C’est l’heure favorable. « C’est aujourd’hui le jour du Salut. » (2 Co 6,2)

Je marche, l’espace de mon carême, le cœur habité par la lumière de Pâques.

Le carême est un moment de grâce qui est donné à chacun et à chacune en Église, pour aimer tous les autres comme Dieu m’aime, pour regarder tous les autres avec le regard même de Dieu, pour m’aimer moi-même avec le cœur de Dieu.

« Le jeûne que je préfère, pendant ces quarante jours, pendant toute ta vie, dit Dieu, c’est l’amour que nous avons les uns pour les autres et qui fait vivre, c’est la justice du cœur dans notre façon miséricordieuse de juger les autres, c’est la paix que nous fabriquons à force de pardonner, c’est le partage et le souci des plus petits, c’est la joie que nous semons. »

J’aurai toujours besoin d’un carême pour savourer, dans l’action de grâce, le dur chemin de ma délivrance. J’aurai toujours besoin d’un carême pour découvrir la force invincible de la résurrection.

De mes cendres, je ne cesserai de renaître, comme les apôtres écrasés au cénacle par la peur, mais plus vivants que jamais, plus audacieux, quand l’Esprit Saint mit le feu au cœur de chacun.

Je n’ai pourtant que la foi pour marcher ces quarante jours, en anticipant la résurrection.
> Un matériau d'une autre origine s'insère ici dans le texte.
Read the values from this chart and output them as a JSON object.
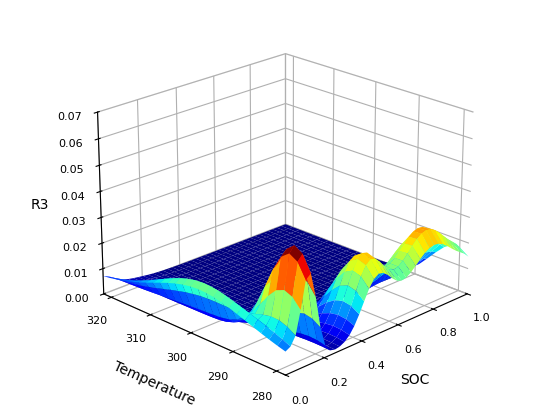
{
  "xlabel": "SOC",
  "ylabel": "Temperature",
  "zlabel": "R3",
  "zlim": [
    0,
    0.07
  ],
  "zticks": [
    0,
    0.01,
    0.02,
    0.03,
    0.04,
    0.05,
    0.06,
    0.07
  ],
  "soc_ticks": [
    0,
    0.2,
    0.4,
    0.6,
    0.8,
    1.0
  ],
  "temp_ticks": [
    280,
    290,
    300,
    310,
    320
  ],
  "elev": 22,
  "azim": -135,
  "cmap": "jet",
  "figsize": [
    5.6,
    4.2
  ],
  "dpi": 100
}
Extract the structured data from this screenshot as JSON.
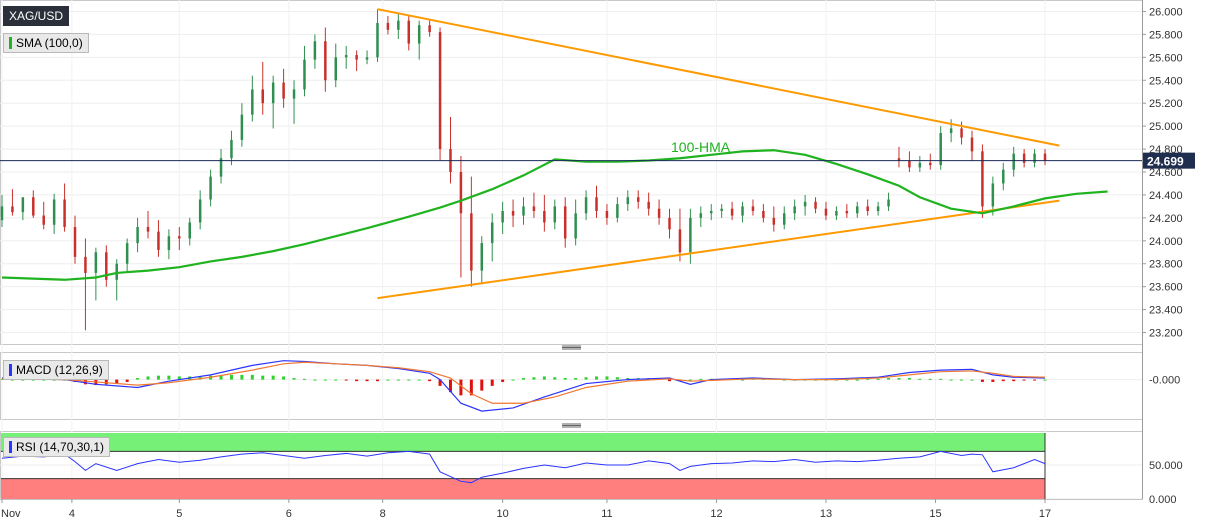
{
  "instrument": "XAG/USD",
  "price_tag": "24.699",
  "indicators": {
    "sma_label": "SMA (100,0)",
    "hma_annotation": "100-HMA",
    "macd_label": "MACD (12,26,9)",
    "rsi_label": "RSI (14,70,30,1)"
  },
  "colors": {
    "up": "#2f8f4f",
    "down": "#c9302c",
    "sma": "#1fb31f",
    "trendline": "#ff9900",
    "macd_line": "#2b34ff",
    "signal_line": "#f07830",
    "hist_pos": "#2ed12e",
    "hist_neg": "#e01010",
    "rsi_line": "#2b34ff",
    "rsi_over": "#77f077",
    "rsi_under": "#ff7f7f",
    "price_line": "#1a2a5a"
  },
  "chart_data": [
    {
      "type": "candlestick",
      "title": "XAG/USD",
      "x_ticks": [
        "Nov",
        "4",
        "5",
        "6",
        "8",
        "10",
        "11",
        "12",
        "13",
        "15",
        "17"
      ],
      "y_ticks": [
        "26.000",
        "25.800",
        "25.600",
        "25.400",
        "25.200",
        "25.000",
        "24.800",
        "24.600",
        "24.400",
        "24.200",
        "24.000",
        "23.800",
        "23.600",
        "23.400",
        "23.200"
      ],
      "ylim": [
        23.1,
        26.1
      ],
      "last_price": 24.699,
      "sma_100": {
        "name": "SMA (100,0)",
        "t": [
          0,
          3,
          6,
          9,
          11,
          14,
          17,
          20,
          23,
          26,
          29,
          32,
          35,
          39,
          42,
          44,
          47,
          50,
          53,
          56,
          59,
          62,
          65,
          68,
          71,
          74,
          77,
          80,
          83,
          86,
          88,
          91,
          94,
          97,
          100,
          103,
          106
        ],
        "values": [
          23.68,
          23.67,
          23.66,
          23.68,
          23.72,
          23.74,
          23.77,
          23.82,
          23.86,
          23.91,
          23.97,
          24.04,
          24.11,
          24.21,
          24.29,
          24.35,
          24.45,
          24.57,
          24.71,
          24.69,
          24.69,
          24.7,
          24.72,
          24.75,
          24.78,
          24.79,
          24.75,
          24.67,
          24.58,
          24.48,
          24.38,
          24.28,
          24.24,
          24.3,
          24.37,
          24.41,
          24.43
        ]
      },
      "trendlines": [
        {
          "t": [
            36,
            101
          ],
          "values": [
            26.02,
            24.83
          ]
        },
        {
          "t": [
            36,
            101
          ],
          "values": [
            23.5,
            24.35
          ]
        }
      ],
      "candles": [
        [
          0,
          24.18,
          24.4,
          24.12,
          24.3
        ],
        [
          1,
          24.3,
          24.45,
          24.22,
          24.25
        ],
        [
          2,
          24.25,
          24.36,
          24.18,
          24.38
        ],
        [
          3,
          24.38,
          24.44,
          24.2,
          24.22
        ],
        [
          4,
          24.22,
          24.34,
          24.1,
          24.14
        ],
        [
          5,
          24.14,
          24.41,
          24.06,
          24.36
        ],
        [
          6,
          24.36,
          24.5,
          24.08,
          24.12
        ],
        [
          7,
          24.12,
          24.22,
          23.8,
          23.86
        ],
        [
          8,
          23.86,
          24.02,
          23.22,
          23.72
        ],
        [
          9,
          23.72,
          23.94,
          23.48,
          23.9
        ],
        [
          10,
          23.9,
          23.96,
          23.6,
          23.66
        ],
        [
          11,
          23.66,
          23.84,
          23.48,
          23.8
        ],
        [
          12,
          23.8,
          24.02,
          23.72,
          23.98
        ],
        [
          13,
          23.98,
          24.2,
          23.9,
          24.12
        ],
        [
          14,
          24.12,
          24.26,
          24.02,
          24.08
        ],
        [
          15,
          24.08,
          24.18,
          23.86,
          23.92
        ],
        [
          16,
          23.92,
          24.1,
          23.84,
          24.04
        ],
        [
          17,
          24.04,
          24.12,
          23.92,
          24.02
        ],
        [
          18,
          24.02,
          24.2,
          23.96,
          24.16
        ],
        [
          19,
          24.16,
          24.44,
          24.1,
          24.36
        ],
        [
          20,
          24.36,
          24.62,
          24.3,
          24.56
        ],
        [
          21,
          24.56,
          24.8,
          24.5,
          24.72
        ],
        [
          22,
          24.72,
          24.96,
          24.66,
          24.88
        ],
        [
          23,
          24.88,
          25.2,
          24.82,
          25.1
        ],
        [
          24,
          25.1,
          25.44,
          25.04,
          25.32
        ],
        [
          25,
          25.32,
          25.56,
          25.1,
          25.2
        ],
        [
          26,
          25.2,
          25.44,
          24.98,
          25.38
        ],
        [
          27,
          25.38,
          25.5,
          25.16,
          25.24
        ],
        [
          28,
          25.24,
          25.4,
          25.02,
          25.32
        ],
        [
          29,
          25.32,
          25.7,
          25.26,
          25.58
        ],
        [
          30,
          25.58,
          25.8,
          25.5,
          25.74
        ],
        [
          31,
          25.74,
          25.86,
          25.3,
          25.4
        ],
        [
          32,
          25.4,
          25.72,
          25.34,
          25.6
        ],
        [
          33,
          25.6,
          25.7,
          25.5,
          25.62
        ],
        [
          34,
          25.62,
          25.66,
          25.48,
          25.58
        ],
        [
          35,
          25.58,
          25.66,
          25.54,
          25.6
        ],
        [
          36,
          25.6,
          26.02,
          25.56,
          25.9
        ],
        [
          37,
          25.9,
          25.96,
          25.8,
          25.84
        ],
        [
          38,
          25.84,
          25.98,
          25.76,
          25.92
        ],
        [
          39,
          25.92,
          25.96,
          25.66,
          25.72
        ],
        [
          40,
          25.72,
          25.92,
          25.58,
          25.88
        ],
        [
          41,
          25.88,
          25.92,
          25.78,
          25.82
        ],
        [
          42,
          25.82,
          25.86,
          24.7,
          24.8
        ],
        [
          43,
          24.8,
          25.08,
          24.5,
          24.6
        ],
        [
          44,
          24.6,
          24.74,
          23.68,
          24.24
        ],
        [
          45,
          24.24,
          24.56,
          23.6,
          23.74
        ],
        [
          46,
          23.74,
          24.04,
          23.62,
          23.98
        ],
        [
          47,
          23.98,
          24.24,
          23.82,
          24.16
        ],
        [
          48,
          24.16,
          24.34,
          24.06,
          24.26
        ],
        [
          49,
          24.26,
          24.36,
          24.12,
          24.22
        ],
        [
          50,
          24.22,
          24.38,
          24.14,
          24.3
        ],
        [
          51,
          24.3,
          24.42,
          24.2,
          24.26
        ],
        [
          52,
          24.26,
          24.4,
          24.08,
          24.16
        ],
        [
          53,
          24.16,
          24.36,
          24.1,
          24.3
        ],
        [
          54,
          24.3,
          24.38,
          23.94,
          24.02
        ],
        [
          55,
          24.02,
          24.36,
          23.96,
          24.24
        ],
        [
          56,
          24.24,
          24.44,
          24.18,
          24.38
        ],
        [
          57,
          24.38,
          24.48,
          24.2,
          24.26
        ],
        [
          58,
          24.26,
          24.32,
          24.14,
          24.2
        ],
        [
          59,
          24.2,
          24.38,
          24.16,
          24.32
        ],
        [
          60,
          24.32,
          24.44,
          24.26,
          24.38
        ],
        [
          61,
          24.38,
          24.44,
          24.28,
          24.34
        ],
        [
          62,
          24.34,
          24.42,
          24.22,
          24.28
        ],
        [
          63,
          24.28,
          24.36,
          24.14,
          24.2
        ],
        [
          64,
          24.2,
          24.28,
          24.02,
          24.1
        ],
        [
          65,
          24.1,
          24.28,
          23.82,
          23.9
        ],
        [
          66,
          23.9,
          24.28,
          23.8,
          24.2
        ],
        [
          67,
          24.2,
          24.3,
          24.12,
          24.24
        ],
        [
          68,
          24.24,
          24.32,
          24.18,
          24.26
        ],
        [
          69,
          24.26,
          24.32,
          24.2,
          24.28
        ],
        [
          70,
          24.28,
          24.34,
          24.18,
          24.22
        ],
        [
          71,
          24.22,
          24.34,
          24.16,
          24.3
        ],
        [
          72,
          24.3,
          24.36,
          24.22,
          24.26
        ],
        [
          73,
          24.26,
          24.32,
          24.16,
          24.2
        ],
        [
          74,
          24.2,
          24.3,
          24.08,
          24.14
        ],
        [
          75,
          24.14,
          24.3,
          24.1,
          24.24
        ],
        [
          76,
          24.24,
          24.36,
          24.18,
          24.3
        ],
        [
          77,
          24.3,
          24.4,
          24.22,
          24.34
        ],
        [
          78,
          24.34,
          24.38,
          24.24,
          24.28
        ],
        [
          79,
          24.28,
          24.34,
          24.18,
          24.22
        ],
        [
          80,
          24.22,
          24.3,
          24.18,
          24.26
        ],
        [
          81,
          24.26,
          24.32,
          24.2,
          24.24
        ],
        [
          82,
          24.24,
          24.34,
          24.2,
          24.3
        ],
        [
          83,
          24.3,
          24.36,
          24.22,
          24.26
        ],
        [
          84,
          24.26,
          24.34,
          24.22,
          24.3
        ],
        [
          85,
          24.3,
          24.42,
          24.26,
          24.36
        ],
        [
          86,
          24.72,
          24.82,
          24.64,
          24.7
        ],
        [
          87,
          24.7,
          24.78,
          24.6,
          24.64
        ],
        [
          88,
          24.64,
          24.74,
          24.6,
          24.68
        ],
        [
          89,
          24.68,
          24.76,
          24.62,
          24.66
        ],
        [
          90,
          24.66,
          25.0,
          24.62,
          24.94
        ],
        [
          91,
          24.94,
          25.06,
          24.86,
          24.98
        ],
        [
          92,
          24.98,
          25.04,
          24.84,
          24.9
        ],
        [
          93,
          24.9,
          24.96,
          24.7,
          24.78
        ],
        [
          94,
          24.78,
          24.84,
          24.2,
          24.3
        ],
        [
          95,
          24.3,
          24.56,
          24.22,
          24.5
        ],
        [
          96,
          24.5,
          24.68,
          24.44,
          24.62
        ],
        [
          97,
          24.62,
          24.82,
          24.56,
          24.76
        ],
        [
          98,
          24.76,
          24.8,
          24.64,
          24.68
        ],
        [
          99,
          24.68,
          24.8,
          24.64,
          24.76
        ],
        [
          100,
          24.76,
          24.8,
          24.66,
          24.7
        ]
      ]
    },
    {
      "type": "line",
      "title": "MACD (12,26,9)",
      "y_ticks": [
        "-0.000"
      ],
      "ylim": [
        -0.5,
        0.35
      ],
      "series": [
        {
          "name": "MACD",
          "t": [
            0,
            6,
            9,
            13,
            16,
            20,
            24,
            27,
            29,
            32,
            35,
            38,
            41,
            42,
            44,
            46,
            49,
            52,
            56,
            60,
            64,
            66,
            68,
            72,
            76,
            80,
            84,
            87,
            90,
            93,
            95,
            97,
            100
          ],
          "values": [
            0.02,
            0.0,
            -0.06,
            -0.1,
            -0.02,
            0.06,
            0.18,
            0.24,
            0.23,
            0.2,
            0.18,
            0.14,
            0.08,
            0.0,
            -0.3,
            -0.4,
            -0.36,
            -0.22,
            -0.05,
            0.0,
            0.02,
            -0.06,
            0.0,
            0.02,
            0.0,
            0.01,
            0.03,
            0.09,
            0.12,
            0.13,
            0.06,
            0.03,
            0.02
          ]
        },
        {
          "name": "Signal",
          "t": [
            0,
            6,
            9,
            13,
            16,
            20,
            24,
            27,
            29,
            32,
            35,
            38,
            41,
            43,
            45,
            47,
            50,
            53,
            56,
            60,
            64,
            66,
            68,
            72,
            76,
            80,
            84,
            87,
            90,
            93,
            95,
            97,
            100
          ],
          "values": [
            0.01,
            0.0,
            -0.03,
            -0.07,
            -0.04,
            0.03,
            0.12,
            0.2,
            0.22,
            0.2,
            0.18,
            0.15,
            0.1,
            0.02,
            -0.18,
            -0.3,
            -0.3,
            -0.22,
            -0.1,
            -0.02,
            0.01,
            -0.02,
            -0.01,
            0.01,
            0.0,
            0.0,
            0.02,
            0.06,
            0.1,
            0.11,
            0.08,
            0.04,
            0.03
          ]
        }
      ],
      "histogram": [
        0.01,
        0.0,
        0.0,
        0.0,
        0.0,
        0.0,
        0.0,
        -0.03,
        -0.06,
        -0.07,
        -0.06,
        -0.05,
        -0.03,
        0.02,
        0.04,
        0.05,
        0.05,
        0.04,
        0.04,
        0.04,
        0.05,
        0.05,
        0.06,
        0.06,
        0.06,
        0.05,
        0.05,
        0.04,
        0.02,
        0.01,
        0.0,
        0.0,
        0.0,
        -0.01,
        -0.02,
        -0.02,
        -0.02,
        0.0,
        0.0,
        0.0,
        0.0,
        -0.02,
        -0.08,
        -0.16,
        -0.2,
        -0.2,
        -0.14,
        -0.08,
        -0.03,
        0.0,
        0.02,
        0.03,
        0.04,
        0.03,
        0.02,
        0.02,
        0.03,
        0.04,
        0.04,
        0.03,
        0.02,
        0.02,
        0.02,
        0.02,
        -0.02,
        -0.02,
        0.0,
        0.01,
        0.01,
        0.01,
        0.01,
        0.0,
        0.01,
        0.01,
        0.01,
        0.0,
        0.0,
        0.0,
        0.0,
        0.0,
        0.0,
        0.0,
        0.0,
        0.01,
        0.01,
        0.02,
        0.02,
        0.02,
        0.01,
        0.01,
        0.01,
        0.0,
        0.0,
        0.0,
        -0.03,
        -0.03,
        -0.02,
        -0.02,
        -0.01,
        -0.01,
        0.0
      ]
    },
    {
      "type": "line",
      "title": "RSI (14,70,30,1)",
      "y_ticks": [
        "50.000",
        "0.000"
      ],
      "ylim": [
        0,
        100
      ],
      "bands": {
        "overbought": 70,
        "oversold": 30
      },
      "series": [
        {
          "name": "RSI",
          "t": [
            0,
            2,
            4,
            6,
            7,
            8,
            9,
            11,
            13,
            15,
            17,
            19,
            21,
            23,
            25,
            27,
            29,
            31,
            33,
            35,
            37,
            39,
            41,
            42,
            44,
            45,
            46,
            48,
            50,
            52,
            54,
            56,
            58,
            60,
            62,
            64,
            65,
            66,
            68,
            70,
            72,
            74,
            76,
            78,
            80,
            82,
            84,
            86,
            88,
            90,
            92,
            93,
            94,
            95,
            97,
            99,
            100
          ],
          "values": [
            60,
            63,
            62,
            66,
            55,
            42,
            52,
            42,
            52,
            58,
            54,
            57,
            62,
            66,
            68,
            64,
            60,
            64,
            67,
            63,
            68,
            70,
            66,
            40,
            26,
            24,
            32,
            38,
            45,
            50,
            46,
            53,
            50,
            50,
            56,
            52,
            42,
            48,
            52,
            53,
            56,
            55,
            58,
            54,
            56,
            55,
            57,
            60,
            62,
            70,
            64,
            66,
            65,
            40,
            46,
            58,
            52
          ]
        }
      ]
    }
  ]
}
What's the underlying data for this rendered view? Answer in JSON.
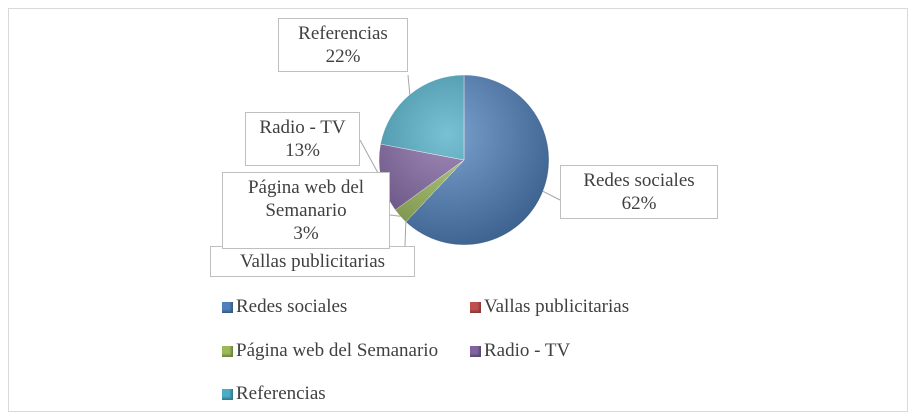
{
  "chart_data": {
    "type": "pie",
    "categories": [
      "Redes sociales",
      "Vallas publicitarias",
      "Página web del Semanario",
      "Radio - TV",
      "Referencias"
    ],
    "values": [
      62,
      0,
      3,
      13,
      22
    ],
    "value_labels": [
      "62%",
      null,
      "3%",
      "13%",
      "22%"
    ],
    "colors": [
      "#4f81bd",
      "#c0504d",
      "#9bbb59",
      "#8064a2",
      "#4bacc6"
    ],
    "legend": "bottom"
  }
}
Il a fallu du temps aux apôtres pour qu’ils comprennent ce qui s’est vécu à la croix. Et la résurrection les a tellement étonnés!

La foi exige du temps pour se dire. Le temps permet d’approfondir, de creuser, de mûrir sa foi.

Les quarante jours des apparitions, au lendemain de Pâques, comme il est dit en Luc, suggèrent que l’on n’a jamais fini d’approfondir la foi au Dieu de Jésus Christ.

Je n’ai que l’espérance pour faire mémoire de son alliance et célébrer sa présence. Je n’ai que l’amour qui transfigure pour aller jusqu’au bout où l’Esprit me mène, d’une façon si étonnante, pour m’introduire au cœur de la liberté même de Dieu.